Ломоносов (Морозов) - страница 19

***

До того как Василий Ломоносов стал известным на Двине промышленником, у него долгое время не было не только своего собственного судна, но и дома. Только прочно став на ноги, Василий Ломоносов обзавелся семьей. Он женился первый раз, по тогдашним воззрениям, очень поздно, лет 27–28, на сироте дочери дьякона соседнего Николаевского Матигорского прихода — Елене Ивановне Сивковой.

Отец ее, дьякон Иван Сивков, умерший до 1708 года, был поставлен на Матигоры еще архиепископом Афанасием и владел по его распоряжению «церковкою тяглою землею». Иван Сивков землю эту, разумеется, обрабатывал сам и по своему образу жизни мало чем отличался от окружавших его рядовых черносошных крестьян.

Только через несколько лет после женитьбы Василий Дорофеевич стал строить себе дом. Рано осиротевшая Елена Сивкова не могла принести ему никакого приданого, разве только что нашила и наготовила сама. По смутному преданию, она была девушка тихая и трудолюбивая, которая помогала мужу наладить образцовое хозяйство. От нее-то и родился у Василия Дорофеевича первый и, по-видимому, единственный сын — Михайло.

Время рождения Михаилы Васильевича Ломоносова принято относить к 8 (19) ноября 1711 года, Хотя подлинной записи в церковных книгах не сохранилось. Не найдено и записи о браке Василия Дорофеевича.

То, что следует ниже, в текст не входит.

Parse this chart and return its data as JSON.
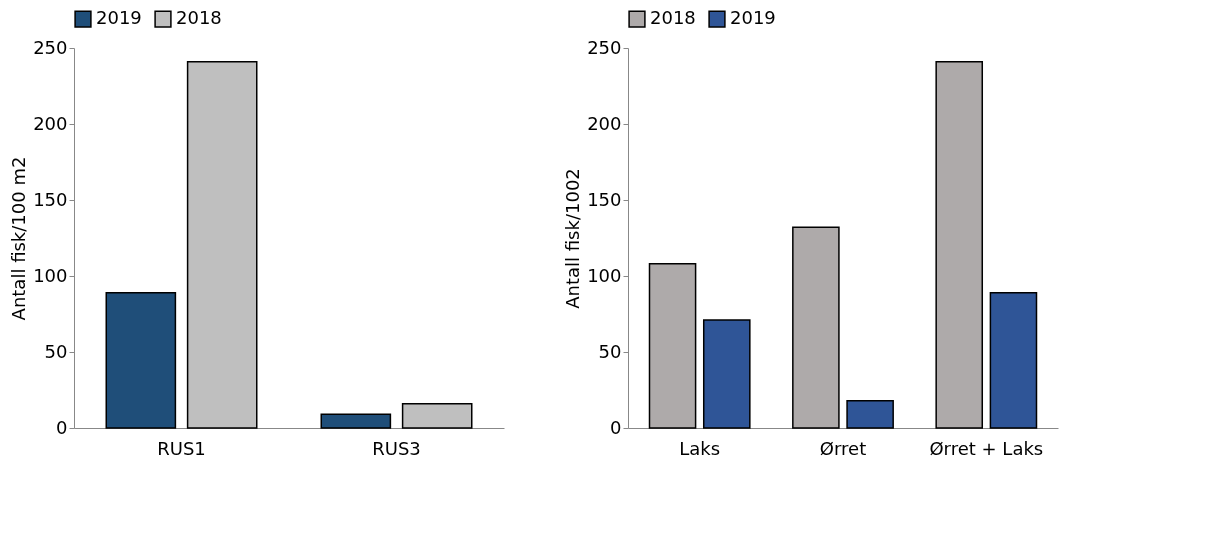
{
  "chart_data": [
    {
      "type": "bar",
      "ylabel": "Antall fisk/100 m2",
      "categories": [
        "RUS1",
        "RUS3"
      ],
      "ylim": [
        0,
        250
      ],
      "yticks": [
        0,
        50,
        100,
        150,
        200,
        250
      ],
      "grid": false,
      "legend": "top",
      "series": [
        {
          "name": "2019",
          "color": "#1f4e79",
          "values": [
            89,
            9
          ]
        },
        {
          "name": "2018",
          "color": "#bfbfbf",
          "values": [
            241,
            16
          ]
        }
      ]
    },
    {
      "type": "bar",
      "ylabel": "Antall fisk/1002",
      "categories": [
        "Laks",
        "Ørret",
        "Ørret + Laks"
      ],
      "ylim": [
        0,
        250
      ],
      "yticks": [
        0,
        50,
        100,
        150,
        200,
        250
      ],
      "grid": false,
      "legend": "top",
      "series": [
        {
          "name": "2018",
          "color": "#aeaaaa",
          "values": [
            108,
            132,
            241
          ]
        },
        {
          "name": "2019",
          "color": "#2f5597",
          "values": [
            71,
            18,
            89
          ]
        }
      ]
    }
  ]
}
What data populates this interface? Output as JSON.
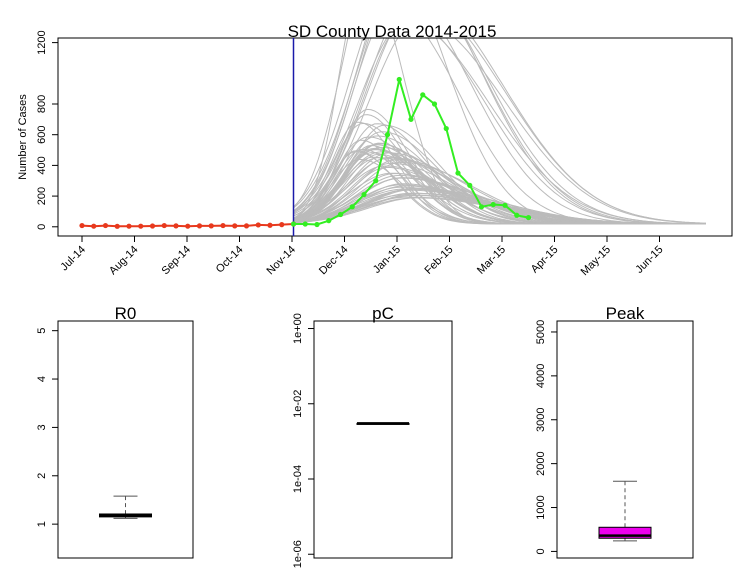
{
  "chart_data": [
    {
      "type": "line",
      "title": "SD County Data 2014-2015",
      "ylabel": "Number of Cases",
      "xlabel": "",
      "ylim": [
        0,
        1200
      ],
      "yticks": [
        0,
        200,
        400,
        600,
        800,
        1200
      ],
      "xticks": [
        "Jul-14",
        "Aug-14",
        "Sep-14",
        "Oct-14",
        "Nov-14",
        "Dec-14",
        "Jan-15",
        "Feb-15",
        "Mar-15",
        "Apr-15",
        "May-15",
        "Jun-15"
      ],
      "colors": {
        "observed": "#e8391d",
        "future": "#33ee22",
        "simulations": "#bbbbbb",
        "vline": "#1a1aaa"
      },
      "vline_week": 18,
      "series": [
        {
          "role": "observed",
          "x_week": [
            0,
            1,
            2,
            3,
            4,
            5,
            6,
            7,
            8,
            9,
            10,
            11,
            12,
            13,
            14,
            15,
            16,
            17,
            18
          ],
          "values": [
            8,
            4,
            8,
            3,
            4,
            4,
            5,
            8,
            6,
            4,
            6,
            6,
            8,
            6,
            6,
            12,
            10,
            14,
            18
          ]
        },
        {
          "role": "future",
          "x_week": [
            18,
            19,
            20,
            21,
            22,
            23,
            24,
            25,
            26,
            27,
            28,
            29,
            30,
            31,
            32,
            33,
            34,
            35,
            36,
            37,
            38
          ],
          "values": [
            18,
            18,
            15,
            40,
            80,
            130,
            210,
            300,
            600,
            960,
            700,
            860,
            800,
            640,
            350,
            270,
            130,
            145,
            140,
            75,
            60
          ]
        }
      ]
    },
    {
      "type": "box",
      "title": "R0",
      "ylim": [
        0.3,
        5.2
      ],
      "yticks": [
        "1",
        "2",
        "3",
        "4",
        "5"
      ],
      "box": {
        "min": 1.12,
        "q1": 1.15,
        "median": 1.18,
        "q3": 1.21,
        "max": 1.58
      },
      "fill": "#c8203a"
    },
    {
      "type": "box",
      "title": "pC",
      "scale": "log",
      "ylim": [
        -6.1,
        0.2
      ],
      "yticks": [
        "1e-06",
        "1e-04",
        "1e-02",
        "1e+00"
      ],
      "box": {
        "min": 0.003,
        "q1": 0.003,
        "median": 0.003,
        "q3": 0.003,
        "max": 0.003
      },
      "fill": "#ffffff"
    },
    {
      "type": "box",
      "title": "Peak",
      "ylim": [
        -150,
        5250
      ],
      "yticks": [
        "0",
        "1000",
        "2000",
        "3000",
        "4000",
        "5000"
      ],
      "box": {
        "min": 240,
        "q1": 300,
        "median": 360,
        "q3": 550,
        "max": 1600
      },
      "fill": "#ee00ee"
    }
  ]
}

Первые годы своей жизни Михайло Васильевич Ломоносов находился на попечении своей матери. Мальчик рос здоровым и смышленым. Он во многом был предоставлен самому себе и вел жизнь, общую всем его сверстникам: бегал взапуски, с ожесточением играл в бабки, а затем и в рюхи (городки), развивая ловкость и меткость, зимой катался с высокого угора на салазках, летом проводил жизнь на воде, купался и копошился у весел, что в поморских местах начинают чуть ли не с пяти-шести лет, или отправлялся вместе со всеми собирать ягоды и грибы.

Уже в раннем детстве Михайло Ломоносов многому научился у природы. Он знал повадки зверя и птицы, держал в руках сильную трепещущую рыбу, наблюдал цветение и рост трав, таинственную жизнь леса.

Окрестные леса изобиловали дичью. Множество рябчиков, белых куроптей, косачей и глухарей попадало в «силья», расставленные на зимних поляночках и в кустарниках.

Охотники и птицеводы жили по соседству, заходили в дом, рассказывали о встречах с лесным зверем — о коварной северной рыси, стремительно бросающейся с дерева на свою жертву, о ненавистной косолапой росомахе, обиравшей «силья» и капканы по путикам, волчьих стаях, пробегавших по замерзшей реке, лисицах, караулящих добычу…

Приходилось ему слышать и как ходят на медведя с рогатиною и как бьют на Пинеге острогою выдру в первые дни по ледоставу. А то кто-нибудь расскажет, как крупная скопа, носившаяся над небольшим озером в поисках добычи, вдруг ударила вниз и с хриплым криком забилась на воде. Глубоко запустив когти в сильную щуку, она не смогла ни высвободить их, ни подняться с рыбой в воздух, и та тащила ее на дно. Несколько раз удавалось ей вынырнуть на поверхность, но каждый раз она становилась все слабее и скоро исчезла из глаз. Рыбаки подтверждают, что и им приводилось вылавливать больших щук с торчащими, в спине когтями хищника, и, значит, щука выживала после такой схватки.